El Blog de Lidia Gimeno

Blog sobre Derecho de las nuevas tecnologías y protección de datos

¿Am I obliged to do a PIA?

After the application of the General Data Protection Regulation next 25th may 2018, in some data processings the controller will be obliged to make a PIA (Privacy Impact Assessment).

But, ¿What is a PIA?

As a brief definition, a PIA could be defined as an analysis of the impact of the data processing that the controller will do in the rights and freedoms of the data subjects.

In the new regulation, in the article 35, there are some cases where the PIA is compulsory.

¿In which cases I am compelled to do a PIA? 

The article 35(1) GDPR states that a PIA should be done in those cases when in the processing of the personal data a high risk in the rights and freedoms of the data subjects is created.

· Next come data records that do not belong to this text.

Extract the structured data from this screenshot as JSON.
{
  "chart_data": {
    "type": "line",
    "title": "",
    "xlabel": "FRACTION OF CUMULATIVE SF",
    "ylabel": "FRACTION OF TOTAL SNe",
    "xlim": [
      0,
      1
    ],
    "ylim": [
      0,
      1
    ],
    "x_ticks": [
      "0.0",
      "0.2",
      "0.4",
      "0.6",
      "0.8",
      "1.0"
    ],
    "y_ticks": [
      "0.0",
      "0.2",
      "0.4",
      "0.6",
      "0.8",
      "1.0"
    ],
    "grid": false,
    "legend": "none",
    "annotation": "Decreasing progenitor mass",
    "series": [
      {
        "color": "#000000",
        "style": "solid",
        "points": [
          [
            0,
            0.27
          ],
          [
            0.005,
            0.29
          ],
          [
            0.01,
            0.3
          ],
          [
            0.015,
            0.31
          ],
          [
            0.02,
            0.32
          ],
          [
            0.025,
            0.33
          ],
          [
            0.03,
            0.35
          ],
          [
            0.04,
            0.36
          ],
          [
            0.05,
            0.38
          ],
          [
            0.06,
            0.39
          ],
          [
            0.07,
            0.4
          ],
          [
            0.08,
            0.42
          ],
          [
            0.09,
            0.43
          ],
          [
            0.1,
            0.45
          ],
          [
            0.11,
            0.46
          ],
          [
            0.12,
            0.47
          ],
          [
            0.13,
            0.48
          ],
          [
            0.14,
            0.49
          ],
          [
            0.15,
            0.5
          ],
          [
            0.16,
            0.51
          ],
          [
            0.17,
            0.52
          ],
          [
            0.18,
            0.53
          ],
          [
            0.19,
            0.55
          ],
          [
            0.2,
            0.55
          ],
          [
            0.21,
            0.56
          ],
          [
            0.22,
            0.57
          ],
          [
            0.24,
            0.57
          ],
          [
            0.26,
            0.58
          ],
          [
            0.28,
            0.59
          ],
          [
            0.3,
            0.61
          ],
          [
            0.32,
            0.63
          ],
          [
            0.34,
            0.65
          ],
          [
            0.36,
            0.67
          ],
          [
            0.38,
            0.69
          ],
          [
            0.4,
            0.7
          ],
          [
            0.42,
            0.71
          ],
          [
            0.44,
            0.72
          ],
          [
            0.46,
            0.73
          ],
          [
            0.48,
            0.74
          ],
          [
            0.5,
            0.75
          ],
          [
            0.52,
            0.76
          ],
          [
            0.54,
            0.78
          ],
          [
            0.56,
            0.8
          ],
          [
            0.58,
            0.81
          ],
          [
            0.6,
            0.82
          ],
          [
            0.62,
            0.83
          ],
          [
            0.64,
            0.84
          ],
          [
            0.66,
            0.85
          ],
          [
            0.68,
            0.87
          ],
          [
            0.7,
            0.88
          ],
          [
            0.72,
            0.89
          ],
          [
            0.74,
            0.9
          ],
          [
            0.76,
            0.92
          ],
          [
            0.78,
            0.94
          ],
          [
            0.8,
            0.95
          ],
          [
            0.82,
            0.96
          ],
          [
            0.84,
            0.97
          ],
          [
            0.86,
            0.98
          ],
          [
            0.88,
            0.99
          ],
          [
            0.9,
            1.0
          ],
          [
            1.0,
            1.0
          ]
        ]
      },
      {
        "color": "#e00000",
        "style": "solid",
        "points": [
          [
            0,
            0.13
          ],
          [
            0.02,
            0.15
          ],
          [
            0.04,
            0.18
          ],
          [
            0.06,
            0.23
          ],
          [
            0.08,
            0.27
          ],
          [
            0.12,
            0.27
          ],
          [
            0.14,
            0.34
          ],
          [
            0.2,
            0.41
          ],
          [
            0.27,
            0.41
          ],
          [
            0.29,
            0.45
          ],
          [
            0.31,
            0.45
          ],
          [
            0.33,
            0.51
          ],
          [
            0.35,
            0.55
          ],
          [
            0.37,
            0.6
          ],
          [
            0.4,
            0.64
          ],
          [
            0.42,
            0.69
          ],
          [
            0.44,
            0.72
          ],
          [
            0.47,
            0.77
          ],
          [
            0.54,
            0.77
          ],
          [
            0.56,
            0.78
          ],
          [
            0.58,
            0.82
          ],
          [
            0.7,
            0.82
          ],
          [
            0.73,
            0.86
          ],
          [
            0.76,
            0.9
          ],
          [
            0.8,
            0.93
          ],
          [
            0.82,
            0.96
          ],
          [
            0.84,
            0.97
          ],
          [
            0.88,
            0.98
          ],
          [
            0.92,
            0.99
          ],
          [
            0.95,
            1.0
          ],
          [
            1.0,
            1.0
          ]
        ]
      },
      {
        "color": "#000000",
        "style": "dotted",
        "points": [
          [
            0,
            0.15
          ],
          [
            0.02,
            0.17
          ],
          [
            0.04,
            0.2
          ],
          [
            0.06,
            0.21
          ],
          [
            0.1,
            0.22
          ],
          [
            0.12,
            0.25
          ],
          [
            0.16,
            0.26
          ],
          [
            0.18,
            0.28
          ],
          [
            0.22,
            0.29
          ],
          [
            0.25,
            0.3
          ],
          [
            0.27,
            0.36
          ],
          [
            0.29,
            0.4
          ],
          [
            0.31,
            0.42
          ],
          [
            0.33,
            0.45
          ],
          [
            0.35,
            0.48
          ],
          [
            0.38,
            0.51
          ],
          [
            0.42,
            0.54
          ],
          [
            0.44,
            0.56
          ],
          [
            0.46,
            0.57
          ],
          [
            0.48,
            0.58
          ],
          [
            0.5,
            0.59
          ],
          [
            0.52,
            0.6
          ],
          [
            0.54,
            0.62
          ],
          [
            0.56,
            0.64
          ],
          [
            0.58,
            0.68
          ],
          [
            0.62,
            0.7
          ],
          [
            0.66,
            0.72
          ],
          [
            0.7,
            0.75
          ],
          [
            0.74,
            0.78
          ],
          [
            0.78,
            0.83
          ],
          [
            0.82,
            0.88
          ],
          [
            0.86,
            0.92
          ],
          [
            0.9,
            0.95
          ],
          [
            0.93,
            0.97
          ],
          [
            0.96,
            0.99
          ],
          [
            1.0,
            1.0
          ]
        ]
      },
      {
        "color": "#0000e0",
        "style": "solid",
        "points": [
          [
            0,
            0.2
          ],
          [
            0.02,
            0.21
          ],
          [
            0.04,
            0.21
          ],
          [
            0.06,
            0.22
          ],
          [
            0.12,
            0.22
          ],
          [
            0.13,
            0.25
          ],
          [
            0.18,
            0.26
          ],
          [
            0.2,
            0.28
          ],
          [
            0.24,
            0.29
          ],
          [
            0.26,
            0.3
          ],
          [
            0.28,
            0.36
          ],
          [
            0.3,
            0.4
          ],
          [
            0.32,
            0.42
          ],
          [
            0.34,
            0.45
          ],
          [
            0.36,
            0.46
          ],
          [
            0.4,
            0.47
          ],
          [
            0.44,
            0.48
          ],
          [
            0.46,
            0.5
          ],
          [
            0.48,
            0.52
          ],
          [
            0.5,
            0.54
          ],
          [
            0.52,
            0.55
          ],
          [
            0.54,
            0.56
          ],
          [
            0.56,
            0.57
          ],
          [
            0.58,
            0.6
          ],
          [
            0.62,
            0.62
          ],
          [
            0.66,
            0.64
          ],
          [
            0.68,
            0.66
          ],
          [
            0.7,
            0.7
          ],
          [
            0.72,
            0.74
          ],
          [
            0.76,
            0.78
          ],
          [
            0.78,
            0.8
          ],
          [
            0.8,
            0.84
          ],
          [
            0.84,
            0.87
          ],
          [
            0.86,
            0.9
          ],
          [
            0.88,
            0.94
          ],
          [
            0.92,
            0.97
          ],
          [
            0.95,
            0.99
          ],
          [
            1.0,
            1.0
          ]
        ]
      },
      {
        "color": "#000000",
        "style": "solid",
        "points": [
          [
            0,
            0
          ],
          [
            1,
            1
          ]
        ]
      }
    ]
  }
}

As this is clearly an indeterminate concept, the recital 91 of the GDPR indicates that a PIA should be done when large-scale processing operations take place, processing a great number of personal data, and that could affect a large number of data subjects and are likely to result in a high risk (whether if this derives because a technology of large scale processing is used or because the processing operations done make the exercise of the rights of data subjects more difficult).

In this recital it is also established that the processing of personal data will not be considered to be on a large scale if the processing concerns personal data from patients or clients of “an individual physician, other health care professional or lawyer”.

I would like to make a personal reflection about what I have just stated. The recital 91 makes a reference to the data from “an individual (physician, other health care professional or lawyer)“, being formulated all the sentence in singular. For this, a doubt is raised, in the case the processing is done by a law firm (with different lawyers), ¿would they have the obligation to do a PIA? (We should have in mind that depending on the cases treated, the law firm would process data related with criminal infractions, administrative infractions, or especial protected data).

As what it was indicated previously is a wide and vague concept, the article 35(3) GDPR indicates 3 cases in which a data processing complies with the characteristics to be considerated as a high risk for the rights and freedoms of data subjects.

  1. When in the processing a systematic and extensive evaluation of personal aspects relating to natural persons is done based on automated processing and on which decisions are based, producing legal effects or affecting data subjects. This is the case of automated individual decision-making, that, even being forbidden as a general norm in the article 22 GDPR, are permitted in some cases. An example of an automated individual decision-making could be the application for a preapproved line of credit that, analysing your bank data, authorises the credit automatically (whether, in this case, the AID is positive for the client).
  2. When the processing is done on a large scale of special categories of data or criminal convictions and offences.
  3. When in the processing a systematic monitoring of a publicly accessible area on a large scale in done.

In addition, the Control Authorities should create lists in which they will indicate if some data processing will be obliged to do a PIA. Nowadays, the Spanish Authority does not approved this list.

It is very important to comply with this obligation as the article 83(4)(a) GDPR establishes that the omission of doing a PIA when is compulsory will derive in an administrative sanction. Having in mind the limit established in the regulation for the fines, I believe it is very important to know when a controller is obliged to do a PIA.